The seeds are being planted at new facilities in Lebanon and Morocco, allowing scientists to resume the important research they've been doing for decades, away from the barrel bombs of Aleppo.
Gene banks and organizations around the world have deposited about 860,000 samples of seeds at the Global Seed Vault in Norway’s Svalbard archipelago to back up their own collections in case of man-made or natural calamities.
Since the facility, sometimes known as a “doomsday vault,” opened eight years ago, this is the first time that seeds have been withdrawn.
In secret shipments last month, about 38,000 seed samples including wheat, barley, lentil and chickpea were sent from Norway to research stations in Morocco and Lebanon operated by the International Center for Agricultural Research in the Dry Areas, or ICARDA. The center is located in Aleppo but is no longer able to make full use of its facilities due to the war in Syria.
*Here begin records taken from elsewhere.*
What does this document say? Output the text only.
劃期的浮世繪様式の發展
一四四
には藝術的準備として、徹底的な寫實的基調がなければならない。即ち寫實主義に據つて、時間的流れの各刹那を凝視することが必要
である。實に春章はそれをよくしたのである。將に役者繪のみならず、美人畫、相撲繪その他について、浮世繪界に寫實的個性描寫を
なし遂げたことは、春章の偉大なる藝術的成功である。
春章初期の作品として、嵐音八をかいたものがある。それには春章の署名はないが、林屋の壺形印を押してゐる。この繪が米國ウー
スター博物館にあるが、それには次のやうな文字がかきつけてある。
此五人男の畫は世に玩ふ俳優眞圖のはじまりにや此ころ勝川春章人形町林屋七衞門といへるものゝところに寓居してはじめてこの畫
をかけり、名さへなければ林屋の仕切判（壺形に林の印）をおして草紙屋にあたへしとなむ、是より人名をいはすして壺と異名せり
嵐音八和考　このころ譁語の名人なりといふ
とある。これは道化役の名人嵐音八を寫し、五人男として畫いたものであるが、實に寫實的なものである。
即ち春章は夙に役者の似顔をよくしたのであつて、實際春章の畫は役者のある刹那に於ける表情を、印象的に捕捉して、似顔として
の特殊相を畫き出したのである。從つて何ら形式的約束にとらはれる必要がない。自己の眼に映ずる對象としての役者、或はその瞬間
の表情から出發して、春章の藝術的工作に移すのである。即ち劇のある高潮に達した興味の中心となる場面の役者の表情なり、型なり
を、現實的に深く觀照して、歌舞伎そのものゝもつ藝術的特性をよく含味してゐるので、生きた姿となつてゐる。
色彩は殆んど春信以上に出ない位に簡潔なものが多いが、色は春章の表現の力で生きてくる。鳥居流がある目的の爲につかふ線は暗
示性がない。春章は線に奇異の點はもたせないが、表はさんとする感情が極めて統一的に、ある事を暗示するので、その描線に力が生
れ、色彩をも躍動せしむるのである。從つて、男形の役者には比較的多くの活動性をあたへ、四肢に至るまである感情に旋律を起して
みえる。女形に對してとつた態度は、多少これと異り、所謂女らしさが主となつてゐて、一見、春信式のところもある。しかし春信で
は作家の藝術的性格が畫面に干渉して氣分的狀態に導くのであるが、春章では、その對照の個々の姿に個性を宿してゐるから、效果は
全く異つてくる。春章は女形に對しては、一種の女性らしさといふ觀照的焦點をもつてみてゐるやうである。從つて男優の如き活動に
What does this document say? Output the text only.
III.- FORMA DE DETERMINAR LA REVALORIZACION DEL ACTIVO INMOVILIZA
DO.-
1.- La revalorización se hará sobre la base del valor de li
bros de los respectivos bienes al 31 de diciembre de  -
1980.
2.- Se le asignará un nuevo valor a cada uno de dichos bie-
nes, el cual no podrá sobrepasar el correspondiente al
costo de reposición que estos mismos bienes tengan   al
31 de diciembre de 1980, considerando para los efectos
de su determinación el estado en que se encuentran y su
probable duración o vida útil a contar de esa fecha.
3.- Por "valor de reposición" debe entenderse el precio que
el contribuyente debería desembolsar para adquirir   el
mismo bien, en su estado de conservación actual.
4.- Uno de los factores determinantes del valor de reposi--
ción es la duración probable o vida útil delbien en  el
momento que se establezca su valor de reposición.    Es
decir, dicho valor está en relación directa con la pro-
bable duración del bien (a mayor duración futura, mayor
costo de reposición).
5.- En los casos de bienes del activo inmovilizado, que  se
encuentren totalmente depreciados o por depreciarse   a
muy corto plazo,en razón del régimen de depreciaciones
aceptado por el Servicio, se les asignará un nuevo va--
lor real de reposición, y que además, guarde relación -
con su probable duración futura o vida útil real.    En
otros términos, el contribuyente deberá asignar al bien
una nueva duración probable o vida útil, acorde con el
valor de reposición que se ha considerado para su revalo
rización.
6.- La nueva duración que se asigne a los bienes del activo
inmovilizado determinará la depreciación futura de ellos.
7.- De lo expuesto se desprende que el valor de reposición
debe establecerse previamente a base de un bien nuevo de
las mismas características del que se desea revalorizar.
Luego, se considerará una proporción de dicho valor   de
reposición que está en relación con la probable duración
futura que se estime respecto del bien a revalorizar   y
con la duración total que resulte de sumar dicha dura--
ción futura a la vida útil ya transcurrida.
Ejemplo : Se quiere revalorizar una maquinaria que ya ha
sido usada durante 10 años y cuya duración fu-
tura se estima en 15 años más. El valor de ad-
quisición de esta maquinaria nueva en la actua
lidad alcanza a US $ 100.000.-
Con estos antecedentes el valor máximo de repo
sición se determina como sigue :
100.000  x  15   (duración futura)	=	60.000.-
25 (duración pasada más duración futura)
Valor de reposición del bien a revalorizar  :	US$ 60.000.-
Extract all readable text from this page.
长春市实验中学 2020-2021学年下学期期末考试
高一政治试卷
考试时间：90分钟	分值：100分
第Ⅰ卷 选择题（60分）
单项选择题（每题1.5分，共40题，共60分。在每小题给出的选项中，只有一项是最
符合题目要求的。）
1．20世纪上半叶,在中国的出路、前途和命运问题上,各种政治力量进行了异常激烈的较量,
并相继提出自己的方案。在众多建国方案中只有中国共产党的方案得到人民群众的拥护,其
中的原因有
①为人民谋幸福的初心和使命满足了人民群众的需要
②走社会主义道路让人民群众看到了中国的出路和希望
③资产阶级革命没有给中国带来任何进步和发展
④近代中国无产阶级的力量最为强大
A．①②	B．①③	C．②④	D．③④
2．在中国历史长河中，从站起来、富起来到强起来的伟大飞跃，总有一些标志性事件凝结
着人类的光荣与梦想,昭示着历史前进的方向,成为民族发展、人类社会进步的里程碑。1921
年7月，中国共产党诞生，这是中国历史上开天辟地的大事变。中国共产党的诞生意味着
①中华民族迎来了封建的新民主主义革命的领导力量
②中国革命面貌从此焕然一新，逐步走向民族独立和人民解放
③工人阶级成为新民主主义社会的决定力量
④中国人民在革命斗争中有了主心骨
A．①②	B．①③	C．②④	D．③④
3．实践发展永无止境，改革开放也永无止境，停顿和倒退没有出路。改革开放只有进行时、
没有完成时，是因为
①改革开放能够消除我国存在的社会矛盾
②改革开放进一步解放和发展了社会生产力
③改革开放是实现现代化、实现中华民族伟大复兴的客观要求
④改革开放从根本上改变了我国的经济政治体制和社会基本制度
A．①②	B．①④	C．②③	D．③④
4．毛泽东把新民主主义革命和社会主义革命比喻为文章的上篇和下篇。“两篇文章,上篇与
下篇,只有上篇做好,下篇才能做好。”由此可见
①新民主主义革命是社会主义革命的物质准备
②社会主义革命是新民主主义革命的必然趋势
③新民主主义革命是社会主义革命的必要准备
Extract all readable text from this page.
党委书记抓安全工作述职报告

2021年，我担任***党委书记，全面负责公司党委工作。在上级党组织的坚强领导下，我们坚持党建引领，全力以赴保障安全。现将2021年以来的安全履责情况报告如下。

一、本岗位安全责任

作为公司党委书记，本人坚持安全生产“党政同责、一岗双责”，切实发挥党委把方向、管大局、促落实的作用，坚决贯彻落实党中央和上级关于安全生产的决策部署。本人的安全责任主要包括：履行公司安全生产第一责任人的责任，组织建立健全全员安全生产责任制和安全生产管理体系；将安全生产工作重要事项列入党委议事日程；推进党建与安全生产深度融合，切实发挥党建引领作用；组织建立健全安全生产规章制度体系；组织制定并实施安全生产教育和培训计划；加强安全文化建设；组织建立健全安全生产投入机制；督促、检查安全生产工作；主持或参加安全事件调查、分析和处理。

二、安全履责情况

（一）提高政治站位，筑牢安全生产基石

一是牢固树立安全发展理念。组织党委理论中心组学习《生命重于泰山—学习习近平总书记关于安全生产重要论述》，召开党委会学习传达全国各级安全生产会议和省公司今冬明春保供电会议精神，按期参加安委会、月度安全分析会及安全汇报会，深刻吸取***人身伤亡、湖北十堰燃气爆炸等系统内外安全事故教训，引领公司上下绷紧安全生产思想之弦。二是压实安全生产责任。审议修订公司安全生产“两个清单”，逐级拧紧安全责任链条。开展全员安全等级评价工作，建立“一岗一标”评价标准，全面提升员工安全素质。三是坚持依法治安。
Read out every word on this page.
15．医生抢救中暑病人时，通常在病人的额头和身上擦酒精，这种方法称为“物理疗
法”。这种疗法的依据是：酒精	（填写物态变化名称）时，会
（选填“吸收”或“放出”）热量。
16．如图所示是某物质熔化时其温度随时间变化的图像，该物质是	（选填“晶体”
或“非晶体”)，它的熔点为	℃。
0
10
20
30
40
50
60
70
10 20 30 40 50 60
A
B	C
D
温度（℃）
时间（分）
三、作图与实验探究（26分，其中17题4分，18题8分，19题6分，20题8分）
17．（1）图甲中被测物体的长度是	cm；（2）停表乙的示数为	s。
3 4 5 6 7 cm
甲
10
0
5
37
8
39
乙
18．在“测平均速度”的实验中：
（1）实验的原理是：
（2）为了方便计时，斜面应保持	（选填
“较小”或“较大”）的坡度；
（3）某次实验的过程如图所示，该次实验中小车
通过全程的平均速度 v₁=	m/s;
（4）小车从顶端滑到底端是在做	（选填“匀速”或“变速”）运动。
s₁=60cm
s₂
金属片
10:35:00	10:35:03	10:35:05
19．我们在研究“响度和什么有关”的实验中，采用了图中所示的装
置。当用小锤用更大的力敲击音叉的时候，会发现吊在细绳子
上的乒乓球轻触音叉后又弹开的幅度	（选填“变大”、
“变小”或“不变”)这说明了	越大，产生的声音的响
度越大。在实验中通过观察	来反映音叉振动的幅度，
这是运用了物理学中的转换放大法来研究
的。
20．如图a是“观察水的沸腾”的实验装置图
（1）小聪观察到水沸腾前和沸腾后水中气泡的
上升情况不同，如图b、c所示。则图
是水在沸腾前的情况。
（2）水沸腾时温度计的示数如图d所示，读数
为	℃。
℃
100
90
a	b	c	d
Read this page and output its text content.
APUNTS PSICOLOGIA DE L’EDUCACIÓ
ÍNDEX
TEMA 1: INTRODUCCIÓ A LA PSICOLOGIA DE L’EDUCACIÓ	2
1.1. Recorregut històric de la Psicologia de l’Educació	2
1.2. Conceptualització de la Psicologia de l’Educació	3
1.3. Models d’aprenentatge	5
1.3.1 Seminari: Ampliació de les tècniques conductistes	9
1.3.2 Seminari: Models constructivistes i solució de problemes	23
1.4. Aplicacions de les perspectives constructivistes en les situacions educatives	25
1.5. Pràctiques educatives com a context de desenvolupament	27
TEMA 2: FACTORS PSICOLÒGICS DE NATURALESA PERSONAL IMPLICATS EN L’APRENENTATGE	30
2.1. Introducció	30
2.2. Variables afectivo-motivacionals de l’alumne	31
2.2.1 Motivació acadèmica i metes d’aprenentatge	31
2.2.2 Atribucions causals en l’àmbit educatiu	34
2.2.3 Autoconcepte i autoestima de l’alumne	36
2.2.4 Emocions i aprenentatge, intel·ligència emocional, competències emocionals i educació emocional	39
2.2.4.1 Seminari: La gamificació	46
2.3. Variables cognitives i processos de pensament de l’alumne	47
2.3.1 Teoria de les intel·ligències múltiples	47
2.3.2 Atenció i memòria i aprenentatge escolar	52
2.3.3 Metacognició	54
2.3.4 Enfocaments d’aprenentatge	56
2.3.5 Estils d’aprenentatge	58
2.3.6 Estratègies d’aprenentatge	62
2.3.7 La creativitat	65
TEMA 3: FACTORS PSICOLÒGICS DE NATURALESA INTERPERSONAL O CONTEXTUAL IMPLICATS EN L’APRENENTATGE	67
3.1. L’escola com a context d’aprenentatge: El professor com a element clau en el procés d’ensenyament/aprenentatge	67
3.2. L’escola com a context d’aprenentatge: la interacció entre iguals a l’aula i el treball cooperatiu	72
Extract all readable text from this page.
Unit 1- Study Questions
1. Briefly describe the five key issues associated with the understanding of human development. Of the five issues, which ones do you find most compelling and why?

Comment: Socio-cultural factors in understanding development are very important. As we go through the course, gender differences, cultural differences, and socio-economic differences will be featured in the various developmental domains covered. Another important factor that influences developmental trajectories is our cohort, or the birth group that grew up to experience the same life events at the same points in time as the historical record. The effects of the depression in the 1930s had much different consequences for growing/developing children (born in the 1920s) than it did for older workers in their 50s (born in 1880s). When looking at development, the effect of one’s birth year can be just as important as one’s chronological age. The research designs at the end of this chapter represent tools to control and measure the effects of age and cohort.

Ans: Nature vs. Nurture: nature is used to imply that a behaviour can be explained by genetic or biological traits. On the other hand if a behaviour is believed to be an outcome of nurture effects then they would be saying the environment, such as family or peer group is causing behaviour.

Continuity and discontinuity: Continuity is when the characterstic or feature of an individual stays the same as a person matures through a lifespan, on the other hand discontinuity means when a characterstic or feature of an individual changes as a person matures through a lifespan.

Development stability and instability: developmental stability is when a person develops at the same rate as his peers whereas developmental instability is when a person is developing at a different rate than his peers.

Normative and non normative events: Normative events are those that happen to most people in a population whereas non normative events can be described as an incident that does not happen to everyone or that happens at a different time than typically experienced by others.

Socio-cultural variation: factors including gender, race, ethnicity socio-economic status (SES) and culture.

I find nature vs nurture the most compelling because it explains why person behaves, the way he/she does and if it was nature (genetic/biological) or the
“It just shows that the global system of fail-safe backup works,” said Michael Koch, of the Global Crop Diversity Trust, which funded the shipments.
The shipments were conducted secretly to avoid any security problems.
“We wanted to make sure that the publicity around this deposit is not taken by someone for different purposes,” Koch told an Associated Press journalist visiting the Svalbard Seed Vault, just 1,300 kilometers (800 miles) from the North Pole.